Perbedaan Dasar dan Persamaan
Dra. Imroatul menjelaskan bahwa perbedaan utama terletak pada motivasi dan aturan. Puasa Ramadan atau sunah didasari oleh syariat sebagai bentuk menjalankan perintah Allah dengan waktu yang telah ditetapkan dari terbit fajar hingga terbenam matahari (sekitar 12 jam). Sementara itu, intermittent fasting lebih merupakan gaya hidup atau pola makan modern yang bertujuan untuk diet dengan waktu yang lebih fleksibel, biasanya berkisar antara 12 hingga 18 jam.
Namun, keduanya memiliki persamaan dalam hal mengatur pola makan dan membatasi asupan secara berlebihan. Baik puasa maupun IF memicu reaksi tubuh yang disebut sebagai metabolic switch atau peralihan pembakaran metabolisme.
Proses Pembakaran Lemak dan Autopagi
Secara biologis, tubuh manusia mengalami fase-fase tertentu saat tidak mendapatkan asupan makanan:
- 0–6 jam: Tubuh membakar glukosa dari makanan terakhir.
- 6–12 jam: Tubuh menggunakan cadangan glikogen (gula otot/hati) untuk menjaga kestabilan gula darah.
- Setelah 12 jam: Cadangan glukosa habis, sehingga tubuh mulai melakukan pembakaran lemak sebagai sumber energi.
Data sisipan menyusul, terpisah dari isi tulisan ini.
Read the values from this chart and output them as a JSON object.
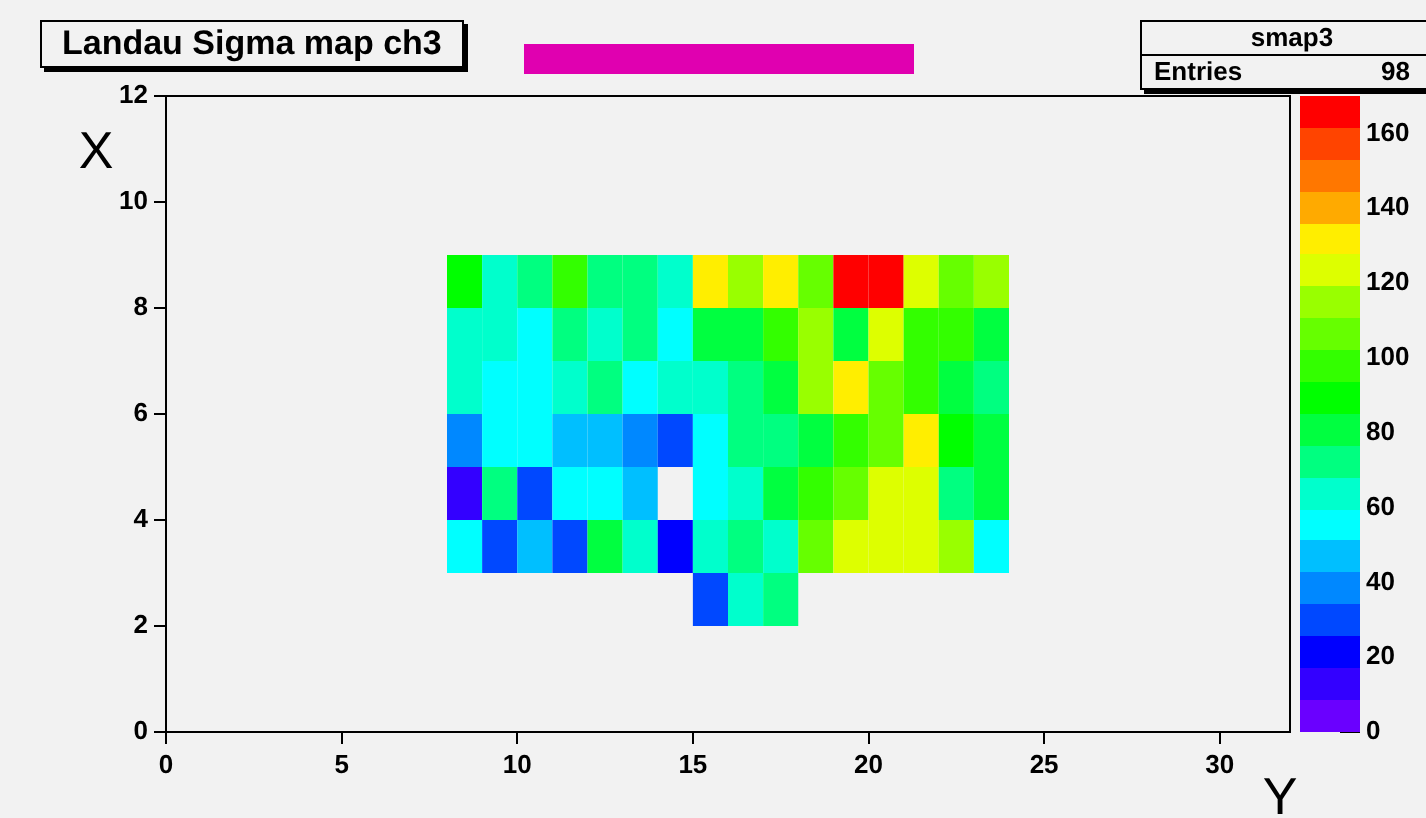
{
  "chart_data": {
    "type": "heatmap",
    "title": "Landau Sigma map ch3",
    "xlabel": "Y",
    "ylabel": "X",
    "annotations": [
      "smap3",
      "Entries",
      "98"
    ],
    "x": [
      8.5,
      9.5,
      10.5,
      11.5,
      12.5,
      13.5,
      14.5,
      15.5,
      16.5,
      17.5,
      18.5,
      19.5,
      20.5,
      21.5,
      22.5,
      23.5
    ],
    "y": [
      8.5,
      7.5,
      6.5,
      5.5,
      4.5,
      3.5,
      2.5
    ],
    "xlim": [
      0,
      32
    ],
    "xticks": [
      0,
      5,
      10,
      15,
      20,
      25,
      30
    ],
    "ylim": [
      0,
      12
    ],
    "yticks": [
      0,
      2,
      4,
      6,
      8,
      10,
      12
    ],
    "clim": [
      0,
      170
    ],
    "cticks": [
      0,
      20,
      40,
      60,
      80,
      100,
      120,
      140,
      160
    ],
    "cells": [
      [
        89,
        64,
        72,
        98,
        72,
        72,
        64,
        132,
        115,
        132,
        106,
        166,
        166,
        123,
        106,
        115
      ],
      [
        64,
        64,
        55,
        72,
        64,
        72,
        55,
        81,
        81,
        98,
        115,
        81,
        123,
        98,
        98,
        81
      ],
      [
        64,
        55,
        55,
        64,
        72,
        55,
        64,
        64,
        72,
        81,
        115,
        132,
        106,
        98,
        81,
        72
      ],
      [
        38,
        55,
        55,
        47,
        47,
        38,
        30,
        55,
        72,
        72,
        81,
        98,
        106,
        132,
        89,
        81
      ],
      [
        13,
        72,
        30,
        55,
        55,
        47,
        null,
        55,
        64,
        81,
        98,
        106,
        123,
        123,
        72,
        81
      ],
      [
        55,
        30,
        47,
        30,
        81,
        64,
        21,
        64,
        72,
        64,
        106,
        123,
        123,
        123,
        115,
        55
      ],
      [
        null,
        null,
        null,
        null,
        null,
        null,
        null,
        30,
        64,
        72,
        null,
        null,
        null,
        null,
        null,
        null
      ]
    ]
  }
}
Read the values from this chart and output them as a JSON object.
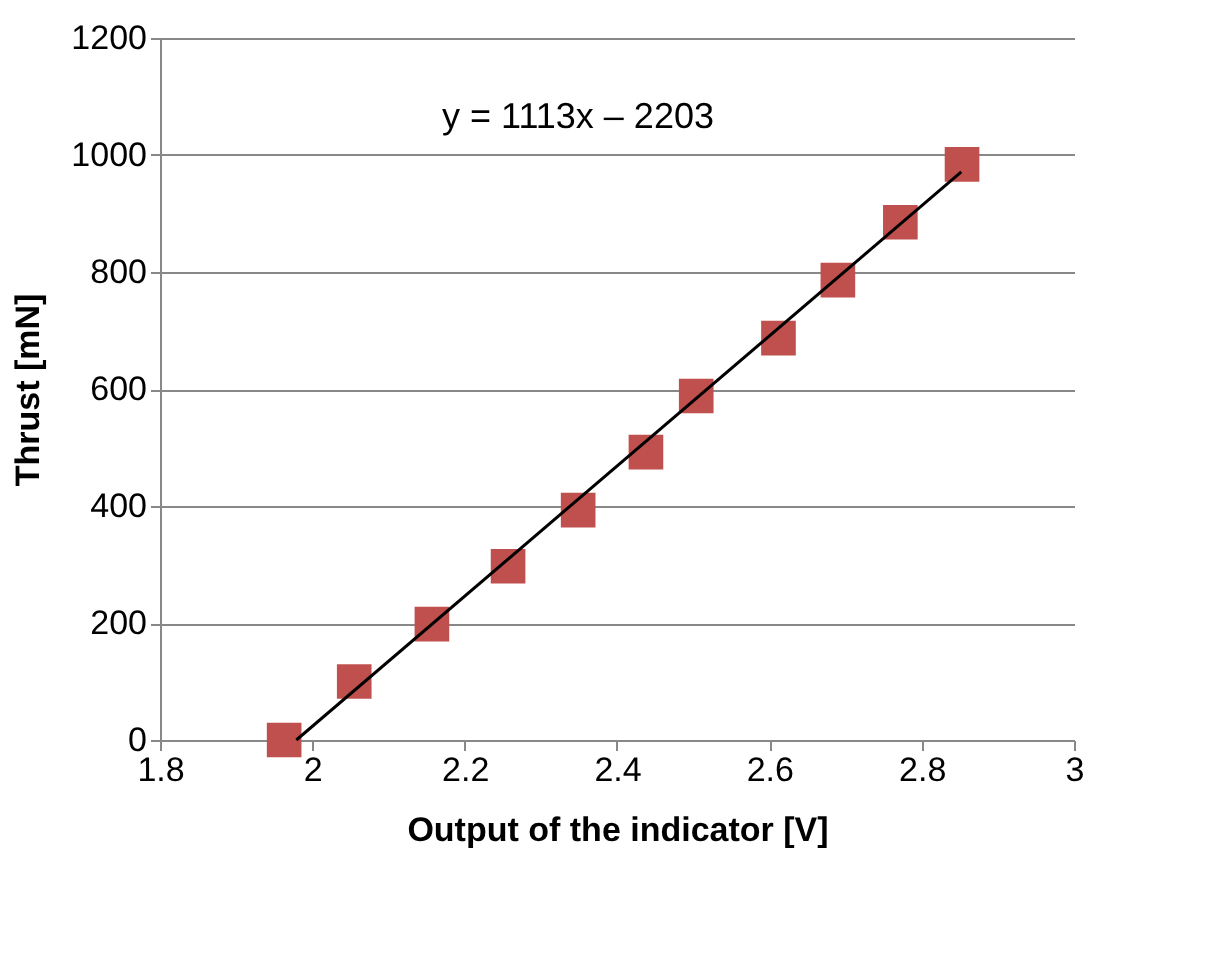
{
  "chart_data": {
    "type": "scatter",
    "xlabel": "Output of the indicator  [V]",
    "ylabel": "Thrust [mN]",
    "x": [
      1.963,
      2.055,
      2.157,
      2.257,
      2.349,
      2.438,
      2.504,
      2.612,
      2.69,
      2.772,
      2.853
    ],
    "series": [
      {
        "color": "#c0504d",
        "marker": "square",
        "values": [
          0,
          100,
          198,
          297,
          393,
          492,
          588,
          687,
          786,
          885,
          984
        ]
      },
      {
        "type": "line",
        "color": "#000000",
        "marker": "none",
        "line_style": "solid",
        "x": [
          1.979,
          2.852
        ],
        "values": [
          0,
          971
        ]
      }
    ],
    "xlim": [
      1.8,
      3
    ],
    "xticks": [
      1.8,
      2,
      2.2,
      2.4,
      2.6,
      2.8,
      3
    ],
    "ylim": [
      0,
      1200
    ],
    "yticks": [
      0,
      200,
      400,
      600,
      800,
      1000,
      1200
    ],
    "grid": "y",
    "annotations": [
      "y = 1113x – 2203"
    ]
  }
}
Dra. Imroatul menekankan bahwa jika puasa dan IF dikolaborasikan, tubuh akan mengalami proses autopagi. Dalam proses ini, sel-sel tubuh akan secara alami “memakan” atau membersihkan sel-sel yang jahat dan kotoran dalam tubuh, sehingga dapat menangkal penyakit degeneratif.
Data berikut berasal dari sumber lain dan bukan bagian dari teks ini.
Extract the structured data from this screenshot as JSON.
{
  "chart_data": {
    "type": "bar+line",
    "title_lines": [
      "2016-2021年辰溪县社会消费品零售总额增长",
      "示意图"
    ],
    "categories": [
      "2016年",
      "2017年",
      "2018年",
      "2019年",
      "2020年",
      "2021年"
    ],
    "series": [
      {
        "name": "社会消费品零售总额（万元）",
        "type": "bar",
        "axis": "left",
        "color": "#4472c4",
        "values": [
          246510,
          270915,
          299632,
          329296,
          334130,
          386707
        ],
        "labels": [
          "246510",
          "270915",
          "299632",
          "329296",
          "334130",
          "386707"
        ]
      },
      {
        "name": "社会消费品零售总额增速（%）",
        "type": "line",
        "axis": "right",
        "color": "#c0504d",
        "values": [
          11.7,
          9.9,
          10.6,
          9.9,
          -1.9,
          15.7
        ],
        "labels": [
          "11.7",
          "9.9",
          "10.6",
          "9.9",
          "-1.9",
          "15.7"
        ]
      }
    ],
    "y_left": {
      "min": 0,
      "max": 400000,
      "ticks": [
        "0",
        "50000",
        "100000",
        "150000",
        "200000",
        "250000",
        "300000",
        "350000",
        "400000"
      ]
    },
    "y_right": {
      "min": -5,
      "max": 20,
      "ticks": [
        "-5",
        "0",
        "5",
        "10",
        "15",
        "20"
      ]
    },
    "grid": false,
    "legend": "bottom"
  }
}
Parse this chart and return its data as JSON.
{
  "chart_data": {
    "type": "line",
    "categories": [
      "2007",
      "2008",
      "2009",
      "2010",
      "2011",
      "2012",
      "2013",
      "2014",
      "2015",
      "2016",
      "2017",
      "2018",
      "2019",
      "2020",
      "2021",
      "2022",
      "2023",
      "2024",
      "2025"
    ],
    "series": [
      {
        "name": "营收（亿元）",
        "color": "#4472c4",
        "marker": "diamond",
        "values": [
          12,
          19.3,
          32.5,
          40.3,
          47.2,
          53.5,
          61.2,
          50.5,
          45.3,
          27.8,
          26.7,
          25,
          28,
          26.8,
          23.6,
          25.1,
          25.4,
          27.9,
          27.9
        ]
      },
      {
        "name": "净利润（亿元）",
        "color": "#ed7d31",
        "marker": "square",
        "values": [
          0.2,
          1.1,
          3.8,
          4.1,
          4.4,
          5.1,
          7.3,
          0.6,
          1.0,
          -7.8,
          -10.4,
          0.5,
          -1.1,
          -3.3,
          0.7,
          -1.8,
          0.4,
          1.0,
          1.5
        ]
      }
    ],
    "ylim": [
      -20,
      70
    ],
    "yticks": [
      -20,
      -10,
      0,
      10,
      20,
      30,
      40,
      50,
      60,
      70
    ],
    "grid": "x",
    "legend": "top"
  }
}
Manfaat bagi Penderita Asam Lambung dan Diabetes
Banyak orang khawatir berpuasa saat memiliki penyakit asam lambung, namun Dra. Imroatul justru menyatakan bahwa puasa dapat memperbaiki metabolisme dan mengatur ritme kerja lambung agar lebih teratur. Selain itu, puasa sangat dianjurkan bagi penderita diabetes untuk memperbaiki sensitivitas insulin dan melakukan “puasa glukosa”. Setelah melewati masa adaptasi, tubuh biasanya akan terasa lebih bugar, fit, dan konsentrasi meningkat karena tubuh telah bersih dari toksin.
Tips Puasa Sehat untuk Generasi Muda
Agar manfaat puasa tidak hilang, Dra. Imroatul memberikan tips bagi para pemuda untuk menjaga pola makan saat berbuka. Beliau menyarankan untuk menghindari empat hal utama, yaitu: minyak (gorengan), tepung, gula, dan nasi putih.
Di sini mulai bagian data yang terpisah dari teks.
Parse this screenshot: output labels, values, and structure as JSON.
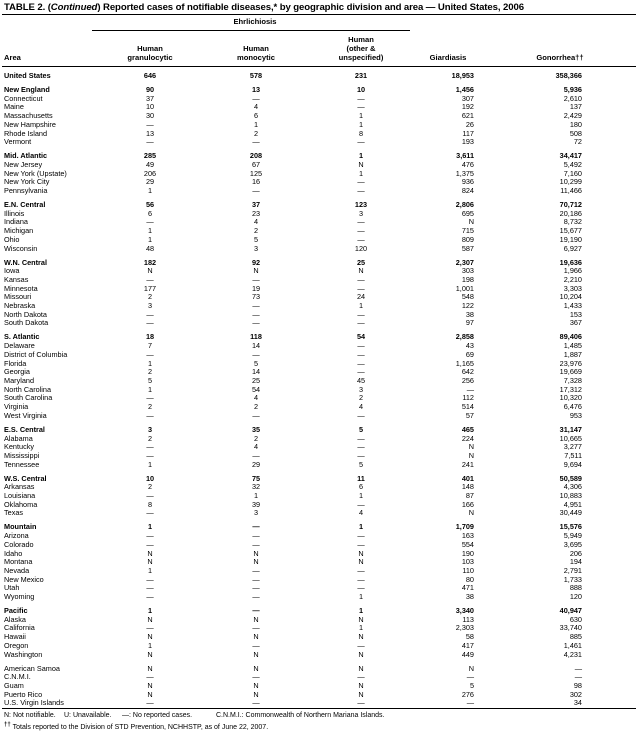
{
  "title": {
    "prefix": "TABLE 2. (",
    "italic": "Continued",
    "rest": ") Reported cases of notifiable diseases,* by geographic division and area — United States, 2006"
  },
  "header": {
    "group": "Ehrlichiosis",
    "area": "Area",
    "col1": [
      "Human",
      "granulocytic"
    ],
    "col2": [
      "Human",
      "monocytic"
    ],
    "col3": [
      "Human",
      "(other &",
      "unspecified)"
    ],
    "col4": "Giardiasis",
    "col5": "Gonorrhea††"
  },
  "groups": [
    {
      "region": true,
      "rows": [
        [
          "United States",
          "646",
          "578",
          "231",
          "18,953",
          "358,366"
        ]
      ]
    },
    {
      "region": true,
      "rows": [
        [
          "New England",
          "90",
          "13",
          "10",
          "1,456",
          "5,936"
        ],
        [
          "Connecticut",
          "37",
          "—",
          "—",
          "307",
          "2,610"
        ],
        [
          "Maine",
          "10",
          "4",
          "—",
          "192",
          "137"
        ],
        [
          "Massachusetts",
          "30",
          "6",
          "1",
          "621",
          "2,429"
        ],
        [
          "New Hampshire",
          "—",
          "1",
          "1",
          "26",
          "180"
        ],
        [
          "Rhode Island",
          "13",
          "2",
          "8",
          "117",
          "508"
        ],
        [
          "Vermont",
          "—",
          "—",
          "—",
          "193",
          "72"
        ]
      ]
    },
    {
      "region": true,
      "rows": [
        [
          "Mid. Atlantic",
          "285",
          "208",
          "1",
          "3,611",
          "34,417"
        ],
        [
          "New Jersey",
          "49",
          "67",
          "N",
          "476",
          "5,492"
        ],
        [
          "New York (Upstate)",
          "206",
          "125",
          "1",
          "1,375",
          "7,160"
        ],
        [
          "New York City",
          "29",
          "16",
          "—",
          "936",
          "10,299"
        ],
        [
          "Pennsylvania",
          "1",
          "—",
          "—",
          "824",
          "11,466"
        ]
      ]
    },
    {
      "region": true,
      "rows": [
        [
          "E.N. Central",
          "56",
          "37",
          "123",
          "2,806",
          "70,712"
        ],
        [
          "Illinois",
          "6",
          "23",
          "3",
          "695",
          "20,186"
        ],
        [
          "Indiana",
          "—",
          "4",
          "—",
          "N",
          "8,732"
        ],
        [
          "Michigan",
          "1",
          "2",
          "—",
          "715",
          "15,677"
        ],
        [
          "Ohio",
          "1",
          "5",
          "—",
          "809",
          "19,190"
        ],
        [
          "Wisconsin",
          "48",
          "3",
          "120",
          "587",
          "6,927"
        ]
      ]
    },
    {
      "region": true,
      "rows": [
        [
          "W.N. Central",
          "182",
          "92",
          "25",
          "2,307",
          "19,636"
        ],
        [
          "Iowa",
          "N",
          "N",
          "N",
          "303",
          "1,966"
        ],
        [
          "Kansas",
          "—",
          "—",
          "—",
          "198",
          "2,210"
        ],
        [
          "Minnesota",
          "177",
          "19",
          "—",
          "1,001",
          "3,303"
        ],
        [
          "Missouri",
          "2",
          "73",
          "24",
          "548",
          "10,204"
        ],
        [
          "Nebraska",
          "3",
          "—",
          "1",
          "122",
          "1,433"
        ],
        [
          "North Dakota",
          "—",
          "—",
          "—",
          "38",
          "153"
        ],
        [
          "South Dakota",
          "—",
          "—",
          "—",
          "97",
          "367"
        ]
      ]
    },
    {
      "region": true,
      "rows": [
        [
          "S. Atlantic",
          "18",
          "118",
          "54",
          "2,858",
          "89,406"
        ],
        [
          "Delaware",
          "7",
          "14",
          "—",
          "43",
          "1,485"
        ],
        [
          "District of Columbia",
          "—",
          "—",
          "—",
          "69",
          "1,887"
        ],
        [
          "Florida",
          "1",
          "5",
          "—",
          "1,165",
          "23,976"
        ],
        [
          "Georgia",
          "2",
          "14",
          "—",
          "642",
          "19,669"
        ],
        [
          "Maryland",
          "5",
          "25",
          "45",
          "256",
          "7,328"
        ],
        [
          "North Carolina",
          "1",
          "54",
          "3",
          "—",
          "17,312"
        ],
        [
          "South Carolina",
          "—",
          "4",
          "2",
          "112",
          "10,320"
        ],
        [
          "Virginia",
          "2",
          "2",
          "4",
          "514",
          "6,476"
        ],
        [
          "West Virginia",
          "—",
          "—",
          "—",
          "57",
          "953"
        ]
      ]
    },
    {
      "region": true,
      "rows": [
        [
          "E.S. Central",
          "3",
          "35",
          "5",
          "465",
          "31,147"
        ],
        [
          "Alabama",
          "2",
          "2",
          "—",
          "224",
          "10,665"
        ],
        [
          "Kentucky",
          "—",
          "4",
          "—",
          "N",
          "3,277"
        ],
        [
          "Mississippi",
          "—",
          "—",
          "—",
          "N",
          "7,511"
        ],
        [
          "Tennessee",
          "1",
          "29",
          "5",
          "241",
          "9,694"
        ]
      ]
    },
    {
      "region": true,
      "rows": [
        [
          "W.S. Central",
          "10",
          "75",
          "11",
          "401",
          "50,589"
        ],
        [
          "Arkansas",
          "2",
          "32",
          "6",
          "148",
          "4,306"
        ],
        [
          "Louisiana",
          "—",
          "1",
          "1",
          "87",
          "10,883"
        ],
        [
          "Oklahoma",
          "8",
          "39",
          "—",
          "166",
          "4,951"
        ],
        [
          "Texas",
          "—",
          "3",
          "4",
          "N",
          "30,449"
        ]
      ]
    },
    {
      "region": true,
      "rows": [
        [
          "Mountain",
          "1",
          "—",
          "1",
          "1,709",
          "15,576"
        ],
        [
          "Arizona",
          "—",
          "—",
          "—",
          "163",
          "5,949"
        ],
        [
          "Colorado",
          "—",
          "—",
          "—",
          "554",
          "3,695"
        ],
        [
          "Idaho",
          "N",
          "N",
          "N",
          "190",
          "206"
        ],
        [
          "Montana",
          "N",
          "N",
          "N",
          "103",
          "194"
        ],
        [
          "Nevada",
          "1",
          "—",
          "—",
          "110",
          "2,791"
        ],
        [
          "New Mexico",
          "—",
          "—",
          "—",
          "80",
          "1,733"
        ],
        [
          "Utah",
          "—",
          "—",
          "—",
          "471",
          "888"
        ],
        [
          "Wyoming",
          "—",
          "—",
          "1",
          "38",
          "120"
        ]
      ]
    },
    {
      "region": true,
      "rows": [
        [
          "Pacific",
          "1",
          "—",
          "1",
          "3,340",
          "40,947"
        ],
        [
          "Alaska",
          "N",
          "N",
          "N",
          "113",
          "630"
        ],
        [
          "California",
          "—",
          "—",
          "1",
          "2,303",
          "33,740"
        ],
        [
          "Hawaii",
          "N",
          "N",
          "N",
          "58",
          "885"
        ],
        [
          "Oregon",
          "1",
          "—",
          "—",
          "417",
          "1,461"
        ],
        [
          "Washington",
          "N",
          "N",
          "N",
          "449",
          "4,231"
        ]
      ]
    },
    {
      "region": false,
      "rows": [
        [
          "American Samoa",
          "N",
          "N",
          "N",
          "N",
          "—"
        ],
        [
          "C.N.M.I.",
          "—",
          "—",
          "—",
          "—",
          "—"
        ],
        [
          "Guam",
          "N",
          "N",
          "N",
          "5",
          "98"
        ],
        [
          "Puerto Rico",
          "N",
          "N",
          "N",
          "276",
          "302"
        ],
        [
          "U.S. Virgin Islands",
          "—",
          "—",
          "—",
          "—",
          "34"
        ]
      ]
    }
  ],
  "footnotes": {
    "n": "N: Not notifiable.",
    "u": "U: Unavailable.",
    "dash": "—: No reported cases.",
    "cnmi": "C.N.M.I.: Commonwealth of Northern Mariana Islands.",
    "dagger_mark": "††",
    "dagger_text": "Totals reported to the Division of STD Prevention, NCHHSTP, as of June 22, 2007."
  }
}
Sebagai gantinya, pilihlah real food atau makanan yang kualitasnya terjaga dan belum banyak diolah, seperti buah-buahan tanpa gula tambahan, sayuran, serta protein tanpa lemak seperti telur, tempe, tahu, atau daging putih (unggas) tanpa kulit.
“Pilih makanan yang berkualitas. Jangan segala dimakan saat berbuka, karena itu akan merusak usaha kita dari sahur hingga magrib,” pungkasnya.